Make a scatter plot of sale_price
by Year_Built
.
Fit models
Part 6: Linear Regression
Here is code to train and evaluate a linear regression model on the training set.
```{python}
lr = LinearRegression().fit(
X=ames_train[feature_columns],
y=ames_train[target_column]
)
ames_train['linreg_prediction'] = lr.predict(ames_train[feature_columns])
evaluate(ames_train[target_column], ames_train['linreg_prediction'])
```
MAE 27.541263
MAPE 0.161787
dtype: float64
Your turn: evaluate the model on the test set. (Remember what we never to with test sets?)
MAE 28.371445
MAPE 0.168235
dtype: float64
Write a description of the model’s performance on the test set in plain English.

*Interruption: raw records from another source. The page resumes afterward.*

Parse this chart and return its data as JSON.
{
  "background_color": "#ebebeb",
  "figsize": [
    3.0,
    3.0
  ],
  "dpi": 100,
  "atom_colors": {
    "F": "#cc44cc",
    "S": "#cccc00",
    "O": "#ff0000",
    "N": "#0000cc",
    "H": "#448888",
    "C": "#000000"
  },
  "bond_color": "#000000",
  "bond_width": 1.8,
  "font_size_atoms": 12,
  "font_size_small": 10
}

Include both the MAE and MAPE metrics. (Look at the manual page for mean_absolute_percentage_error to see how to interpret the MAPE metric.)
Part 7: Decision Tree
Do the same, but use a DecisionTreeRegressor(max_depth=3)

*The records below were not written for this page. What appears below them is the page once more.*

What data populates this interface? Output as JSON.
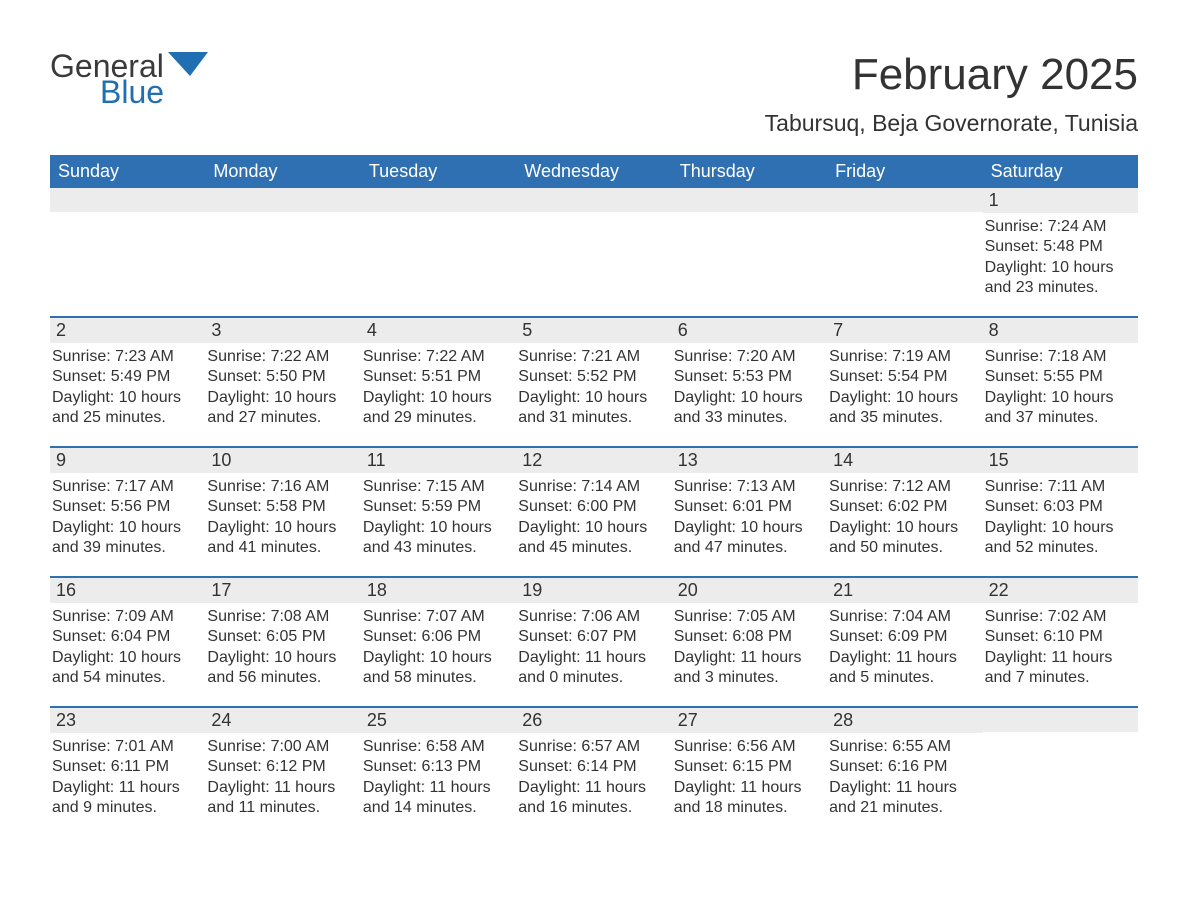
{
  "logo": {
    "general": "General",
    "blue": "Blue",
    "mark_color": "#1f6fb2"
  },
  "title": "February 2025",
  "location": "Tabursuq, Beja Governorate, Tunisia",
  "header_bg": "#2f70b3",
  "header_fg": "#ffffff",
  "daynum_bg": "#ececec",
  "week_border": "#2f70b3",
  "text_color": "#333333",
  "background_color": "#ffffff",
  "day_headers": [
    "Sunday",
    "Monday",
    "Tuesday",
    "Wednesday",
    "Thursday",
    "Friday",
    "Saturday"
  ],
  "weeks": [
    [
      null,
      null,
      null,
      null,
      null,
      null,
      {
        "n": "1",
        "sunrise": "Sunrise: 7:24 AM",
        "sunset": "Sunset: 5:48 PM",
        "day1": "Daylight: 10 hours",
        "day2": "and 23 minutes."
      }
    ],
    [
      {
        "n": "2",
        "sunrise": "Sunrise: 7:23 AM",
        "sunset": "Sunset: 5:49 PM",
        "day1": "Daylight: 10 hours",
        "day2": "and 25 minutes."
      },
      {
        "n": "3",
        "sunrise": "Sunrise: 7:22 AM",
        "sunset": "Sunset: 5:50 PM",
        "day1": "Daylight: 10 hours",
        "day2": "and 27 minutes."
      },
      {
        "n": "4",
        "sunrise": "Sunrise: 7:22 AM",
        "sunset": "Sunset: 5:51 PM",
        "day1": "Daylight: 10 hours",
        "day2": "and 29 minutes."
      },
      {
        "n": "5",
        "sunrise": "Sunrise: 7:21 AM",
        "sunset": "Sunset: 5:52 PM",
        "day1": "Daylight: 10 hours",
        "day2": "and 31 minutes."
      },
      {
        "n": "6",
        "sunrise": "Sunrise: 7:20 AM",
        "sunset": "Sunset: 5:53 PM",
        "day1": "Daylight: 10 hours",
        "day2": "and 33 minutes."
      },
      {
        "n": "7",
        "sunrise": "Sunrise: 7:19 AM",
        "sunset": "Sunset: 5:54 PM",
        "day1": "Daylight: 10 hours",
        "day2": "and 35 minutes."
      },
      {
        "n": "8",
        "sunrise": "Sunrise: 7:18 AM",
        "sunset": "Sunset: 5:55 PM",
        "day1": "Daylight: 10 hours",
        "day2": "and 37 minutes."
      }
    ],
    [
      {
        "n": "9",
        "sunrise": "Sunrise: 7:17 AM",
        "sunset": "Sunset: 5:56 PM",
        "day1": "Daylight: 10 hours",
        "day2": "and 39 minutes."
      },
      {
        "n": "10",
        "sunrise": "Sunrise: 7:16 AM",
        "sunset": "Sunset: 5:58 PM",
        "day1": "Daylight: 10 hours",
        "day2": "and 41 minutes."
      },
      {
        "n": "11",
        "sunrise": "Sunrise: 7:15 AM",
        "sunset": "Sunset: 5:59 PM",
        "day1": "Daylight: 10 hours",
        "day2": "and 43 minutes."
      },
      {
        "n": "12",
        "sunrise": "Sunrise: 7:14 AM",
        "sunset": "Sunset: 6:00 PM",
        "day1": "Daylight: 10 hours",
        "day2": "and 45 minutes."
      },
      {
        "n": "13",
        "sunrise": "Sunrise: 7:13 AM",
        "sunset": "Sunset: 6:01 PM",
        "day1": "Daylight: 10 hours",
        "day2": "and 47 minutes."
      },
      {
        "n": "14",
        "sunrise": "Sunrise: 7:12 AM",
        "sunset": "Sunset: 6:02 PM",
        "day1": "Daylight: 10 hours",
        "day2": "and 50 minutes."
      },
      {
        "n": "15",
        "sunrise": "Sunrise: 7:11 AM",
        "sunset": "Sunset: 6:03 PM",
        "day1": "Daylight: 10 hours",
        "day2": "and 52 minutes."
      }
    ],
    [
      {
        "n": "16",
        "sunrise": "Sunrise: 7:09 AM",
        "sunset": "Sunset: 6:04 PM",
        "day1": "Daylight: 10 hours",
        "day2": "and 54 minutes."
      },
      {
        "n": "17",
        "sunrise": "Sunrise: 7:08 AM",
        "sunset": "Sunset: 6:05 PM",
        "day1": "Daylight: 10 hours",
        "day2": "and 56 minutes."
      },
      {
        "n": "18",
        "sunrise": "Sunrise: 7:07 AM",
        "sunset": "Sunset: 6:06 PM",
        "day1": "Daylight: 10 hours",
        "day2": "and 58 minutes."
      },
      {
        "n": "19",
        "sunrise": "Sunrise: 7:06 AM",
        "sunset": "Sunset: 6:07 PM",
        "day1": "Daylight: 11 hours",
        "day2": "and 0 minutes."
      },
      {
        "n": "20",
        "sunrise": "Sunrise: 7:05 AM",
        "sunset": "Sunset: 6:08 PM",
        "day1": "Daylight: 11 hours",
        "day2": "and 3 minutes."
      },
      {
        "n": "21",
        "sunrise": "Sunrise: 7:04 AM",
        "sunset": "Sunset: 6:09 PM",
        "day1": "Daylight: 11 hours",
        "day2": "and 5 minutes."
      },
      {
        "n": "22",
        "sunrise": "Sunrise: 7:02 AM",
        "sunset": "Sunset: 6:10 PM",
        "day1": "Daylight: 11 hours",
        "day2": "and 7 minutes."
      }
    ],
    [
      {
        "n": "23",
        "sunrise": "Sunrise: 7:01 AM",
        "sunset": "Sunset: 6:11 PM",
        "day1": "Daylight: 11 hours",
        "day2": "and 9 minutes."
      },
      {
        "n": "24",
        "sunrise": "Sunrise: 7:00 AM",
        "sunset": "Sunset: 6:12 PM",
        "day1": "Daylight: 11 hours",
        "day2": "and 11 minutes."
      },
      {
        "n": "25",
        "sunrise": "Sunrise: 6:58 AM",
        "sunset": "Sunset: 6:13 PM",
        "day1": "Daylight: 11 hours",
        "day2": "and 14 minutes."
      },
      {
        "n": "26",
        "sunrise": "Sunrise: 6:57 AM",
        "sunset": "Sunset: 6:14 PM",
        "day1": "Daylight: 11 hours",
        "day2": "and 16 minutes."
      },
      {
        "n": "27",
        "sunrise": "Sunrise: 6:56 AM",
        "sunset": "Sunset: 6:15 PM",
        "day1": "Daylight: 11 hours",
        "day2": "and 18 minutes."
      },
      {
        "n": "28",
        "sunrise": "Sunrise: 6:55 AM",
        "sunset": "Sunset: 6:16 PM",
        "day1": "Daylight: 11 hours",
        "day2": "and 21 minutes."
      },
      null
    ]
  ]
}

instead of a linear regression model. (You can copy and paste the code from above, but be careful to change all the variable names.)
MAE 29.851262
MAPE 0.182240
dtype: float64
MAE 31.239749
MAPE 0.191820
dtype: float64
Compare the two models
The following code makes a tidy dataset of the model predictions and residuals. Study how it works; you might find this data wrangling useful.
```{python}
ames_test_by_model = ames_test.melt(
id_vars=['sale_price'] + feature_columns,
value_vars=['linreg_prediction', 'dt_prediction'],
var_name='model',
value_name='prediction')
ames_test_by_model['model'] = ames_test_by_model['model'].replace({
'linreg_prediction': 'Linear Regression',
'dt_prediction': 'Decision Tree'
})
ames_test_by_model['resid'] = ames_test_by_model['sale_price'] - ames_test_by_model['prediction']
ames_test_by_model.head()
```
sale_price | Gr_Liv_Area | Year_Built | model | prediction | resid | |
---|---|---|---|---|---|---|
0 | 131.0 | 1008 | 1956 | Linear Regression | 117.862663 | 13.137337 |
1 | 135.5 | 960 | 1955 | Linear Regression | 112.321404 | 23.178596 |
2 | 146.5 | 1652 | 1970 | Linear Regression | 192.755718 | -46.255718 |
3 | 183.5 | 1525 | 1997 | Linear Regression | 205.935490 | -22.435490 |
4 | 147.9 | 1097 | 1996 | Linear Regression | 163.960631 | -16.060631 |
Part 8: Compare the models
Make an actual-vs-predicted scatter plot for each model. Use facet_col
to put the two plots side-by-side.
Make a box plot of the residuals for each model.
Write a brief description of which model worked better for this task.
Part 9: Tweak hyperparameters
Try changing the max_depth
of the decision tree. What happens to the model’s performance on the training set? What happens to the model’s performance on the test set?
Try adding a feature for number of bedrooms. What happens to the model’s performance on the training set? What happens to the model’s performance on the test set?